Activities done, but harassment not done: Staying vigilant to the unfolding situation post June
Even after the commemorations of the historic day were completed, surveillance and harassment of people concerned persist. There have also been reports of possible prosecutions against them. The Deputy Spokesperson of the Royal Thai Police told BBC Thai that the police legal team and inquiry officers are reviewing if the activities to mark the anniversary of June 24th in Bangkok and 15-16 provinces might have caused an violation on certain laws.
In Bangkok, the Democracy Restoration Group who organized “Ineradicable and Unforgettable” event learned that the police were transcribing the video clip taken during the reading of the Peoples’ Party Declaration to find out if there is any part of it could trigger legal action. Similarly, for the activity at the Freedom and Democracy Bridge in Ubonratchathani where the Peoples’ Party Declaration was read, there have several reports that the authorities are contemplating on invoking Article 112 to hold all organizers accountable.
Several police officers in Phu Khiaw District, Chaiyaphum, have approached two activists previously involved with holding “Phu Khiaw, Enough is Enough” flash mob. They were inquired about the persons who hung a banner and an image of the People’s Party plaque at the Democracy Monument. As the two of them denied having any knowledge about this, the police asked them to identify the persons who put up the banners and to hold them accountable.
The quote from the Peoples’ Party Declaration and the image of the People’s Party plaque found at the Democracy Monument in Chaiyaphum prompting the police to approach the student activists previously involved with holding a flash mob and pressure them to identify the persons responsible for hanging the banners
The surveillance of activists is increasing. Student activists and members of the Student Union of Thailand were followed by plainclothes officers from the venue of their activity, Skywalk, Pathumwan intersection, to the restaurant they dined in. The officers even followed them by cars. In the same night, a graffiti artist, Headache Stencil, who previously organized a projection of prominent figures and the People’s Party plaque on a wall found himself a target of surveillance as four police officers have been dispatched to monitor him at his condominium for several hours prompting him to stay at another place that night.

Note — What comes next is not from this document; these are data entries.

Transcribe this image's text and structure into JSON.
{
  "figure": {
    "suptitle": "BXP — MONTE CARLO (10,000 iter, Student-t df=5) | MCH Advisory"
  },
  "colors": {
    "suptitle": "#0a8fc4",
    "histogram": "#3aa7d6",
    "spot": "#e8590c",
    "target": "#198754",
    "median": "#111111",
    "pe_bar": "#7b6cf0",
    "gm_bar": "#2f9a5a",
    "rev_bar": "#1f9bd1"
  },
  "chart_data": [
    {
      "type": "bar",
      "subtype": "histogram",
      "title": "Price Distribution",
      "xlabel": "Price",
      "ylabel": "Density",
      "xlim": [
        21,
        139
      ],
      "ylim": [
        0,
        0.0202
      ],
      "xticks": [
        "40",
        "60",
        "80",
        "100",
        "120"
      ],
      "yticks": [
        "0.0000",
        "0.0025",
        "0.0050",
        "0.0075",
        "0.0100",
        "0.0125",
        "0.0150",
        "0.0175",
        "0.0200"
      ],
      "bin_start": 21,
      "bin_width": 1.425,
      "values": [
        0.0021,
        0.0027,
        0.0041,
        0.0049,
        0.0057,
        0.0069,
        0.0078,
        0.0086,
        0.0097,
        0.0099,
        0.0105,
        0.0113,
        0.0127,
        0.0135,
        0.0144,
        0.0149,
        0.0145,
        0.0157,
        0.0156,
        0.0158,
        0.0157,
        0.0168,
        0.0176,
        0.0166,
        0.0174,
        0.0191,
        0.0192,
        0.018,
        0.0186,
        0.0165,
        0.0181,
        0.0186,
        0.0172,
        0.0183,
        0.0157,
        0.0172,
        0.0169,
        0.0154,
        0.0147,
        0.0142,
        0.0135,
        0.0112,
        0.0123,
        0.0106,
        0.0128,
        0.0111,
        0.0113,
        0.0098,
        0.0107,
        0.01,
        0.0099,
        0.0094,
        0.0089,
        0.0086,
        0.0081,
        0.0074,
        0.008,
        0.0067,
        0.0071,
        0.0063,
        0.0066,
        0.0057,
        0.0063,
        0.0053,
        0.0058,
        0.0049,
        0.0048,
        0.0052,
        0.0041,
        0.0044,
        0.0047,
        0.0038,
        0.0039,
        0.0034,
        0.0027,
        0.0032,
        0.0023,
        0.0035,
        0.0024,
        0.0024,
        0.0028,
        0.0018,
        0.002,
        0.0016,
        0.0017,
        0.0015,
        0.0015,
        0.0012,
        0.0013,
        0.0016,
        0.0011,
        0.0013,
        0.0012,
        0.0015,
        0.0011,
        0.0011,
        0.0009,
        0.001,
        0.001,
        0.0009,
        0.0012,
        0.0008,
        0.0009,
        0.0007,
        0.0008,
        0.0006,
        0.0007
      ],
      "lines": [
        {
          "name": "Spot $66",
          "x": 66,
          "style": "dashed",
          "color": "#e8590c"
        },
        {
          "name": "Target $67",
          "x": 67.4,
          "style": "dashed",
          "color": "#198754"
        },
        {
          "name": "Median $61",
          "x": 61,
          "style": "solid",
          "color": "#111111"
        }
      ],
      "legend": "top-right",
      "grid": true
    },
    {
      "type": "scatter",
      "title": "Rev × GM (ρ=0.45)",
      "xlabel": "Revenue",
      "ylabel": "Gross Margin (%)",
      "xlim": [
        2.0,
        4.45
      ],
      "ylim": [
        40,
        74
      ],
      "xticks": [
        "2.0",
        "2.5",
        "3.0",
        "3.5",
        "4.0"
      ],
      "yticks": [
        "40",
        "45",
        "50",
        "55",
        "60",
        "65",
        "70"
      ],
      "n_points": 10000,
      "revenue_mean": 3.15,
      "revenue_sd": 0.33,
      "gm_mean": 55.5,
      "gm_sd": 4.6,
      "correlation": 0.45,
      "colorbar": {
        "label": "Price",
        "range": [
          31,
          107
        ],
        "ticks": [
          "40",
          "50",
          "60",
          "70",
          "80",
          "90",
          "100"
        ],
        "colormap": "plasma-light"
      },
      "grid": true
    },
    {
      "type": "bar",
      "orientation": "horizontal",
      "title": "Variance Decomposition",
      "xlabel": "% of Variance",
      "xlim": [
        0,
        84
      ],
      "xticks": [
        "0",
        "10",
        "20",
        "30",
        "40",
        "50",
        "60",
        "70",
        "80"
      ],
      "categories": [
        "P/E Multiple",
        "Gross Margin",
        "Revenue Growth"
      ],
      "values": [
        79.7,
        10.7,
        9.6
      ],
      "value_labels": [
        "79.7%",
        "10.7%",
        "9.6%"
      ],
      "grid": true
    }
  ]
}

In the following morning, when a panel discussion by the Southern Peasants’ Federation of Thailand (SPFT) was going to take place at the Klong Sai Pattana Community in Surat Thani, there have been reports that the District Chief Officer of Chaiburi with four officers have gone to the Klong Sai Pattana Community claiming it was a routine visit. In fact, it was the first time the District Chief Officer set his foot on the community. In Songkhla, three plainclothes officers have gone to the home of one of the student activists who announced their ‘cleanup activity’ at the Democracy Monument in Klong Wa, Hat Yai District.
Given the overt harassment of activists, particularly in light of the interview given by the Royal Thai Police’s Deputy Spokesperson, it is important to stay vigilant to further actions by the authorities in the upcoming months. It is possible that such weaponization of the law and other illegal measures could still be adopted to stifle people who dare to come out to express themselves and demand democracy as well as to show their inability to “forget” the history that has given rise to democracy in Thailand despite how much the state wants them to forget.